In den vergangenen Jahren wurden zahlreiche Verbesserungen bei der elektrochemischen Umwandlung von CO2 in Chemikalien erzielt, was zu einem steigenden Interesse der wichtigsten Akteure und zur Gründung mehrerer Start-ups in diesem Bereich führte. Das nova-Institut ermittelte 18 Unternehmen, die in diesem Entwicklungsbereich aktiv sind und sich primär auf CO2 oder Synthesegas, Methanol, Ameisensäure oder Ethylen konzentrieren. Viele Pilotanlagen sind bereits in Betrieb.
Wichtigste CO2-Nutzung für Polymere
Verschiedene Anbieter machen CO2-basierte Polycarbonate (PC) bereits kommerziell erhältlich. Eine der größten verfügbaren Mengen sind aromatische PC, die auf einer von Asahi Kasei lizenzierten Technologie basieren. Die Gesamtproduktionskapazität von etwa 900.000 Tonnen pro Jahr entspricht zirka 16 % der weltweiten Produktionskapazität für aromatisches PC. Darüber hinaus bieten mehrere Unternehmen weltweit aliphatische Polycarbonate wie Polypropylencarbonat (PPC) für eine breite Palette von Anwendungen an.
CO2-basierte Proteine
Einzellige Proteine (»Single Cell Proteins«, SCP) beschreiben Mikroorganismen oder isolierte Proteine, die mikrobiell synthetisiert werden. Mikroorganismen sind nicht nur in der Lage, große Mengen an Proteinen – bis zu 70 % – zu produzieren, sondern liefern auch große Mengen an Fettsäuren, Vitaminen und Mineralsalzen. SCP auf CO2-Basis kann eine vielversprechende Alternative sein, um den wachsenden Proteinbedarf zu decken und gleichzeitig einen Anstieg tierischer Futtermittel für die Proteinproduktion auf Tierbasis zu vermeiden. Das nova-Institut hat dazu 13 Unternehmen identifiziert.
Bauen mit CO2-basierten Mineralien
Die Ex-situ-Mineralisierung oder »enhanced rock weathering« kann in Laborumgebungen oder Industrieanlagen eingesetzt werden. Derzeit befinden sich Technologien auf dem Markt, die den Karbonisierungsprozess nutzen, um Ersatzprodukte für die Zementindustrie herzustellen. Als Ausgangsmaterial können Industrieabfälle wie Hochofen- und Stahlschlacke dienen.

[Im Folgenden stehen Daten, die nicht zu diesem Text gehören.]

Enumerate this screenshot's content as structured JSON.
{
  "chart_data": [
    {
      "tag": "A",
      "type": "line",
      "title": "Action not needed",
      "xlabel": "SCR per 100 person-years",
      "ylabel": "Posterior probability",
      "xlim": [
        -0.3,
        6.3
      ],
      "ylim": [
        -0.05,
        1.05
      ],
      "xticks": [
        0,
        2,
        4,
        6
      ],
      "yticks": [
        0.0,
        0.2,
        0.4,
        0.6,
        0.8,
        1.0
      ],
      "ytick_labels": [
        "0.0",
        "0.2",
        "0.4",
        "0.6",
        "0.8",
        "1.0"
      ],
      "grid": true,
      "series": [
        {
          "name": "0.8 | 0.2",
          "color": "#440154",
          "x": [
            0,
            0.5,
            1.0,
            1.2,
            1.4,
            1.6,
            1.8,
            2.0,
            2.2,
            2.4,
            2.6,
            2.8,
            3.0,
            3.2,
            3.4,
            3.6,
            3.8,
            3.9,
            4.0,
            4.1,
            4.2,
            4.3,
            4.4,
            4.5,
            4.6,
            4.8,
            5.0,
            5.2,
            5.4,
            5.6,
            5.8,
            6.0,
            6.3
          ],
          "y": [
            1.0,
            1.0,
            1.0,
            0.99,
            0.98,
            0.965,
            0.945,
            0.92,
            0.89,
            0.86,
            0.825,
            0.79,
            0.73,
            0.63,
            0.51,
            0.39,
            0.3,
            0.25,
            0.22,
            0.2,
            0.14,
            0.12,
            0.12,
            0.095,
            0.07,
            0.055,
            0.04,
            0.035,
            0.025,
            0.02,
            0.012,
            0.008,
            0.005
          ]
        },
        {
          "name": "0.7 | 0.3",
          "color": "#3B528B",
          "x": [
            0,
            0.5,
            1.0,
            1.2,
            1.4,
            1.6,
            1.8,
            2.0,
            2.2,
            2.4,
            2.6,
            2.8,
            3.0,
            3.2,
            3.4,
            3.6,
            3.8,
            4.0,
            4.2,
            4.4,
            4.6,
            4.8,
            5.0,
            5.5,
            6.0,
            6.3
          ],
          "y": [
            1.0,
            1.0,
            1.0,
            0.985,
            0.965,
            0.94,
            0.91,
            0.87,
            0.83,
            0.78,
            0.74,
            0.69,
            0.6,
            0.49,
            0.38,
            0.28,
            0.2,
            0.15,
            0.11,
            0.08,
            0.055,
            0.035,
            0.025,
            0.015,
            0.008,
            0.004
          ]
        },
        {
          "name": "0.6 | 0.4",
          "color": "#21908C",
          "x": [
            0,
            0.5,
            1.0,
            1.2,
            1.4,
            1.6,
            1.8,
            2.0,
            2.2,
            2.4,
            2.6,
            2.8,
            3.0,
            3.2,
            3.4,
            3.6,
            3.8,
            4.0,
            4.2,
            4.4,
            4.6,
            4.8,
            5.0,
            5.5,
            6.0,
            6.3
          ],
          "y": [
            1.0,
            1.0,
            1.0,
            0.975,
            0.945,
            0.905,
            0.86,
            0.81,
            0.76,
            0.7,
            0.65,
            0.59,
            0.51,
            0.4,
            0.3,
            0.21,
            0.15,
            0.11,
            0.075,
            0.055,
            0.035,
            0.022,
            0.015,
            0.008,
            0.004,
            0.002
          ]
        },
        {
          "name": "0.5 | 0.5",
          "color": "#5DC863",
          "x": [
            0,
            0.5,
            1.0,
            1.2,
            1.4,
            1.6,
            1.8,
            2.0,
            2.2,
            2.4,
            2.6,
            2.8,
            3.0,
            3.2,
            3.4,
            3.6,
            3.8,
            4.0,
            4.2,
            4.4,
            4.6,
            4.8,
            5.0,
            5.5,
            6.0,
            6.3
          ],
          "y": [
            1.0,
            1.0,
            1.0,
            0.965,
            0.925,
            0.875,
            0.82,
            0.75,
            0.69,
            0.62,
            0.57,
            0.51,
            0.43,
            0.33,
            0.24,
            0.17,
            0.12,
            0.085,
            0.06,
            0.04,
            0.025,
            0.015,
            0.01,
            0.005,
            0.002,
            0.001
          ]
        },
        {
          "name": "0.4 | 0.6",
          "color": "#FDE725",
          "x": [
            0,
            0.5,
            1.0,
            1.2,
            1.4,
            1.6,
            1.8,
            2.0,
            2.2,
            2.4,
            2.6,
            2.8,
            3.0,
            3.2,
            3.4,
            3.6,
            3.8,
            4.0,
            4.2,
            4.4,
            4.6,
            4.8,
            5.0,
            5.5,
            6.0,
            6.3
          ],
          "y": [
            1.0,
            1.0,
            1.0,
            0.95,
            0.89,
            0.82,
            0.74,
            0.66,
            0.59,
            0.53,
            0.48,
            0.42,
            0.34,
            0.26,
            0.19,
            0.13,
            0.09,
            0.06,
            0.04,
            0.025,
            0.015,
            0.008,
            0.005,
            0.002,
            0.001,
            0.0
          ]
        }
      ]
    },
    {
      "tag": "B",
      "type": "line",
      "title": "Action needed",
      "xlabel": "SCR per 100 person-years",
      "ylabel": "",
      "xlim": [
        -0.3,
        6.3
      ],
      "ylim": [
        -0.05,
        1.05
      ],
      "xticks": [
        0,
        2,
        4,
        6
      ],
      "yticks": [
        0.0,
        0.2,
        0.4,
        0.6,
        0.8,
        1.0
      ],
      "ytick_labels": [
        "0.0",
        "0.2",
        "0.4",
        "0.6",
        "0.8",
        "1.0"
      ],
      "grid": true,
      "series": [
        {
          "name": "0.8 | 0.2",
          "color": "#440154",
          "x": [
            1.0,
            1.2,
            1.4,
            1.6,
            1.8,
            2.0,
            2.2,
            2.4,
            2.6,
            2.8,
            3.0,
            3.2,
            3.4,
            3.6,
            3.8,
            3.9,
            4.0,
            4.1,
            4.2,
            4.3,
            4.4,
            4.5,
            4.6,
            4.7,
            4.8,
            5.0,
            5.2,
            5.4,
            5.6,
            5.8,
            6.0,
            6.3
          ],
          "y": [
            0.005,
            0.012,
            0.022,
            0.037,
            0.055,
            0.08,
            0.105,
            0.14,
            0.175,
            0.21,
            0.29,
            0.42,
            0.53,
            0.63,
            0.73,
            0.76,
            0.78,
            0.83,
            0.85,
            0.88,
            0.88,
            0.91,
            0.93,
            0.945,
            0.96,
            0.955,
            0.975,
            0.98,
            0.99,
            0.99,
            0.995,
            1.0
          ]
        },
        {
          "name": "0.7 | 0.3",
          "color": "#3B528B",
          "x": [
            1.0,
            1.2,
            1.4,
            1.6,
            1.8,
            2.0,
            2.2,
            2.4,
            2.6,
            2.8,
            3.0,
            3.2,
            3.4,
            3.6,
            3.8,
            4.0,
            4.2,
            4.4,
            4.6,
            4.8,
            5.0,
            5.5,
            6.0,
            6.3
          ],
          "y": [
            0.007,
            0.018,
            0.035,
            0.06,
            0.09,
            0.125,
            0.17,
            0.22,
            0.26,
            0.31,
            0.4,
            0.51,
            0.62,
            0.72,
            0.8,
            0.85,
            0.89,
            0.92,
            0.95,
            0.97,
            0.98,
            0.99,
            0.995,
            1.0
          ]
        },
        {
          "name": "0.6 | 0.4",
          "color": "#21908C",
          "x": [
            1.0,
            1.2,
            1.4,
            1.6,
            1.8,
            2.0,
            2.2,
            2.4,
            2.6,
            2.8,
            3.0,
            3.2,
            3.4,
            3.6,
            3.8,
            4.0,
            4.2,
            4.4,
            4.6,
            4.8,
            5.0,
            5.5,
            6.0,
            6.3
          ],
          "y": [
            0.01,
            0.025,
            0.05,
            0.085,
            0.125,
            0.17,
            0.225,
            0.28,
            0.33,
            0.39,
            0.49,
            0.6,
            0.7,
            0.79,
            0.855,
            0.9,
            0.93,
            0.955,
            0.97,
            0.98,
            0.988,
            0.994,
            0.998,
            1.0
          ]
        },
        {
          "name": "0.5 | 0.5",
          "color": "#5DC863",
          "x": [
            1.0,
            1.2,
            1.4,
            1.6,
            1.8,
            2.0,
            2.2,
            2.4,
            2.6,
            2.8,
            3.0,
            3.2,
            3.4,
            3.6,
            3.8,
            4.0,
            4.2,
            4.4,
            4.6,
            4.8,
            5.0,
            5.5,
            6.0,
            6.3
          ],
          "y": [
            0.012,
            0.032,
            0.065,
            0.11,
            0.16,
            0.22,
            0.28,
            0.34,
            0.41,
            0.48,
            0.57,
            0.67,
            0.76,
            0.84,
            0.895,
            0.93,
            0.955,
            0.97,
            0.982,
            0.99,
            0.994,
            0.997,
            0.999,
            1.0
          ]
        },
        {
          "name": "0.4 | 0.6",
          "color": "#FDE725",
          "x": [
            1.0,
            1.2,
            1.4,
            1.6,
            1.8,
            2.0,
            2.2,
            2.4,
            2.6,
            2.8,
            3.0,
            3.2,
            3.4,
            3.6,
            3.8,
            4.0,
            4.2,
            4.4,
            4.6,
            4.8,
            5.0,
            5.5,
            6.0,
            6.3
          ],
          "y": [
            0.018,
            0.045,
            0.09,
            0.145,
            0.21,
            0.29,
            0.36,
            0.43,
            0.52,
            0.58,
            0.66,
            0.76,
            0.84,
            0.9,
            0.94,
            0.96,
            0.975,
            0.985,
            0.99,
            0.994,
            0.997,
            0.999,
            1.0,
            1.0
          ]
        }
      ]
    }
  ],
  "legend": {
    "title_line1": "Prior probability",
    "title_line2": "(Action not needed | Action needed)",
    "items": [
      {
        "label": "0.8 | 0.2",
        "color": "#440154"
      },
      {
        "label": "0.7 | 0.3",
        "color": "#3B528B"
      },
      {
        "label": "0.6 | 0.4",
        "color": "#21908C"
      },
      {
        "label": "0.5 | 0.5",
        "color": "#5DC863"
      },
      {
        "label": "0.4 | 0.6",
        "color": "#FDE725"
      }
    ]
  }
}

Das Institut ermittelte 15 Unternehmen, die eine verstärkte auf Gesteinsverwitterung-basierende Mineralisierung entwickeln. Die meisten dieser Unternehmen sind in Europa und Nordamerika ansässig. Einige Technologien haben bereits den kommerziellen Maßstab erreicht, beispielsweise das Unternehmen GreenOre, und werden häufig in Verbindung mit anderen industriellen Abfallquellen eingesetzt. Mehrere weitere kommerzielle Anlagen sind bis zum Jahr 2030 geplant.